Trump’s claim that the two belligerents are ready to end their price war pushed the Brent crude price up by 21% on Thursday. The global benchmark gave up some of those gains Friday, falling by 3.2% as of 11:32 a.m. in Singapore. The Saudis partially backed up their U.S. ally with a call for all producers to meet and stabilize the market.
Yet the kingdom stopped well short of promising production cuts and maintained its insistence that any deal would require cooperation not just from fellow members of the Organization of Petroleum Exporting Countries and their former ally in the Kremlin, but from all major producers including the U.S. itself. Russia was quick to deny any agreement had been reached
Texas, home to the nation’s shale-oil revolution, has shown some willingness to join in, with the head of the state’s regulator and somecompanies saying they should participate in production curbs.
Trump’s tweet contained no such pledge. Still, a meeting between the president and several CEOs from oil majors scheduled for Friday is further fanning speculation that the White House is receptive to an even wider form of collaboration.
The deal between Riyadh and Moscow that created the OPEC+ group was a long time coming. It was only after two years of rock-bottom oil prices and several false starts that the alliance came together in late 2016. Even then, they were slow to boost crude prices and the group was dogged by accusations that some countries — including Russia — were reneging on their promises.

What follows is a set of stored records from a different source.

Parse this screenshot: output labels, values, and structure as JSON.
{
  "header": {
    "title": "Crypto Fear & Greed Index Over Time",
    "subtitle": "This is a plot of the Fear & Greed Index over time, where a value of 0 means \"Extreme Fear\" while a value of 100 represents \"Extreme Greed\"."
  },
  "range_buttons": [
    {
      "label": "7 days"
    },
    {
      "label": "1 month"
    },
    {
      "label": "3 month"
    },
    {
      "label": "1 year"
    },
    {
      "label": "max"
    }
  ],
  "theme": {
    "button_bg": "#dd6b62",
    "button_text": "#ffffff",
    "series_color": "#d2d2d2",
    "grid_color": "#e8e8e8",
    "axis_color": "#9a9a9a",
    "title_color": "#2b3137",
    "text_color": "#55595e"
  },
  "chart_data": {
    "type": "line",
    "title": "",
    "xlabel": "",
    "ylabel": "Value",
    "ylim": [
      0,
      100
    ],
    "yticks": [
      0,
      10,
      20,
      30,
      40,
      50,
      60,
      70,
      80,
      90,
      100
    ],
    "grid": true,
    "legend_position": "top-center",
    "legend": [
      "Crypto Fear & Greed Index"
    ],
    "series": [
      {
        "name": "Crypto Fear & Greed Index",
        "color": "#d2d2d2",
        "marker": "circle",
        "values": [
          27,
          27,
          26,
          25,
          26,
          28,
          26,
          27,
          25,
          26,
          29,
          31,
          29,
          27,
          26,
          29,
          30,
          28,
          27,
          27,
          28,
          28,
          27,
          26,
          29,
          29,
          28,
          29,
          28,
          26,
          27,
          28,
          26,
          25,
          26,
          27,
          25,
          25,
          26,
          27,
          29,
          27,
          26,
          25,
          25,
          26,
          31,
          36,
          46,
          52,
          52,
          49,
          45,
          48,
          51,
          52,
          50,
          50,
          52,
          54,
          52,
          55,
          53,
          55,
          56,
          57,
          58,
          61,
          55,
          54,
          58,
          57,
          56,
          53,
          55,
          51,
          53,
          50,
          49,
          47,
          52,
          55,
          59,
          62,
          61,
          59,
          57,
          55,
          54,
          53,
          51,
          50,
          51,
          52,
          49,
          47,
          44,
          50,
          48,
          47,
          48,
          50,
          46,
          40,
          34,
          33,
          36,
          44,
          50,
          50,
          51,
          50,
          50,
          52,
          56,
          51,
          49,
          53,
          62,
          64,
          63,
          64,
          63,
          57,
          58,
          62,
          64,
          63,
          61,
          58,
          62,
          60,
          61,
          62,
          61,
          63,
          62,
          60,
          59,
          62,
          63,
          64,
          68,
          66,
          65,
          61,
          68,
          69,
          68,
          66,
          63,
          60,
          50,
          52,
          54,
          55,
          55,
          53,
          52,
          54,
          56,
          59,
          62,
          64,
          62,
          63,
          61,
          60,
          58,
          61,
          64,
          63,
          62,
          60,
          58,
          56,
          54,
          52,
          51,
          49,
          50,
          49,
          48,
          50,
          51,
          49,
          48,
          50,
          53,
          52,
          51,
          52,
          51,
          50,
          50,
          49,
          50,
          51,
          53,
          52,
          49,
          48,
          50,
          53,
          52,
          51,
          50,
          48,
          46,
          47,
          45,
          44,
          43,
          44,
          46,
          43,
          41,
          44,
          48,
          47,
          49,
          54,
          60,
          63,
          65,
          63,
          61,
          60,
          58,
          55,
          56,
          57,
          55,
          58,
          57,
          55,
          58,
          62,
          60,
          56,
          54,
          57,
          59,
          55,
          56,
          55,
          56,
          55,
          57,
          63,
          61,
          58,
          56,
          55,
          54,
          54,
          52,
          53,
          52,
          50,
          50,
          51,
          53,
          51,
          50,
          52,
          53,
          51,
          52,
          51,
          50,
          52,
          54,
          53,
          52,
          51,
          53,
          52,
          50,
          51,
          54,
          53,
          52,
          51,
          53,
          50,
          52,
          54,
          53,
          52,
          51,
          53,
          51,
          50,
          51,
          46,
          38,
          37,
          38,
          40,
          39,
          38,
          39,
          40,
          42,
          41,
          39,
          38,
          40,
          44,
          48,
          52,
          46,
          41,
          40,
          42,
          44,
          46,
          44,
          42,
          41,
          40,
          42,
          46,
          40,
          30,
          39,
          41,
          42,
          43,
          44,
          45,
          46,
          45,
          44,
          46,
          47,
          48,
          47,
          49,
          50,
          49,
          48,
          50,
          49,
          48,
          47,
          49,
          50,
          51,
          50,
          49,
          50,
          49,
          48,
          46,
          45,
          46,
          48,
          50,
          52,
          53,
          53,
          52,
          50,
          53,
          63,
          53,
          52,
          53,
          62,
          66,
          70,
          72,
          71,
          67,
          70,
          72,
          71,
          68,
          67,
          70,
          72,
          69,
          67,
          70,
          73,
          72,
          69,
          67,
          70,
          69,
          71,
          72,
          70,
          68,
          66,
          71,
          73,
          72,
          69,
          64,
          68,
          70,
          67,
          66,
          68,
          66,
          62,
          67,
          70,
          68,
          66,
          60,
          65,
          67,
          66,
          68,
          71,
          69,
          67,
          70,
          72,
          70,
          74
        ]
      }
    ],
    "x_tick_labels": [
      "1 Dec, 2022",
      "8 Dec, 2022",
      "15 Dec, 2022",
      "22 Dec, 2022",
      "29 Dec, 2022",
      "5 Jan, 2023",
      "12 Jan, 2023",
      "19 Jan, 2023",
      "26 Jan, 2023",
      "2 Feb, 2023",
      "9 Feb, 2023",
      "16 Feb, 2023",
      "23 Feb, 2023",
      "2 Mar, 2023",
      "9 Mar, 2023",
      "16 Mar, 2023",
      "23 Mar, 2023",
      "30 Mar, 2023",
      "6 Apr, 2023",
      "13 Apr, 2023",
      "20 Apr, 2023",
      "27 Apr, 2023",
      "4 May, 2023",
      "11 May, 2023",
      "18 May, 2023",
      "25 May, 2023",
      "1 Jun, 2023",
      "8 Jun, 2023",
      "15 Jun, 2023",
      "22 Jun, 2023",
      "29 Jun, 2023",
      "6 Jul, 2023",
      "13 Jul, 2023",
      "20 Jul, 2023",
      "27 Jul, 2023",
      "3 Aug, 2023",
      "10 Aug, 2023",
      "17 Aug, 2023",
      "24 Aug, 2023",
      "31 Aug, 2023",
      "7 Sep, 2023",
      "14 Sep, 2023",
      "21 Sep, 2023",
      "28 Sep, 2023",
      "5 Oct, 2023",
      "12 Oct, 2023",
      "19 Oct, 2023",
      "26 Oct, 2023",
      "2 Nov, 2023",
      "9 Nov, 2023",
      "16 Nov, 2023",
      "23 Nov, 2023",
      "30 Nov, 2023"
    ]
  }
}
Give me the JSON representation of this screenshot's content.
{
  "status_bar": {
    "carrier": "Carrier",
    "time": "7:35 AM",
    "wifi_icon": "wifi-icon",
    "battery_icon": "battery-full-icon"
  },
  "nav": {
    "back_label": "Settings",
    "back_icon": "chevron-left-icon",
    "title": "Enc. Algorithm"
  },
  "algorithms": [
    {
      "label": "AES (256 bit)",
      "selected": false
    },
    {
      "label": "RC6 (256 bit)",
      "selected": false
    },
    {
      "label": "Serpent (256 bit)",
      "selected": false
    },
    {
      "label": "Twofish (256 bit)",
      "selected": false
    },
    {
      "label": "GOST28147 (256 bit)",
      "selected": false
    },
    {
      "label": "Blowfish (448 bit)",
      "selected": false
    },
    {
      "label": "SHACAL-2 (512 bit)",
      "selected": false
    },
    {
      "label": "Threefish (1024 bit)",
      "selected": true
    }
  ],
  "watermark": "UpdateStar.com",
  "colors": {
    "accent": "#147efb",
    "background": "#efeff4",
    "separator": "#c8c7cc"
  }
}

OPEC+ giants haven’t shouldered the burden of oil output cuts equally
Rebuilding the same alliance and adding even more producers into the pact would be a major challenge.
“The more people are at the table, the more difficult it is to get a deal,” said Pierre Andurand, whose Andurand Commodities Fund soared more than 140% last month through bearish bets on crude. “I find it difficult to believe that a deal like that could be agreed quickly.”
Even if political and industry leaders in the U.S. backed collaboration with OPEC in principle, operators in the U.S. shale patch would somehow need to parcel out their share of any collective cutback. American anti-trust laws, unless they were changed, would make any such effort fraught with legal risks.
Nor is it certain that the Saudis and Russia are ready to heal their split. The two fell out last month when Riyadh failed to convince Moscow to cut production in response to the demand slump caused by the virus. Angered by the splintering of the coalition they’d led for three years, the kingdom responded with an aggressive supply surge to a record 12 million barrels a day and deep price cuts aimed at Russia’s traditional markets.
The Saudis still appear to be adamant that all producers must play their part in eliminating the supply surplus. Russia, meanwhile, is holding to the view — in public at least — that production curbs are futile compared with the scale of demand destruction inflicted by widespread lockdowns to slow the virus.
“It’s very clear that Saudi Arabia is maintaining its position,” Amrita Sen, chief oil analyst at consultants Energy Aspects Ltd. said in a Bloomberg TV interview. “It will cut only if everyone else cuts.”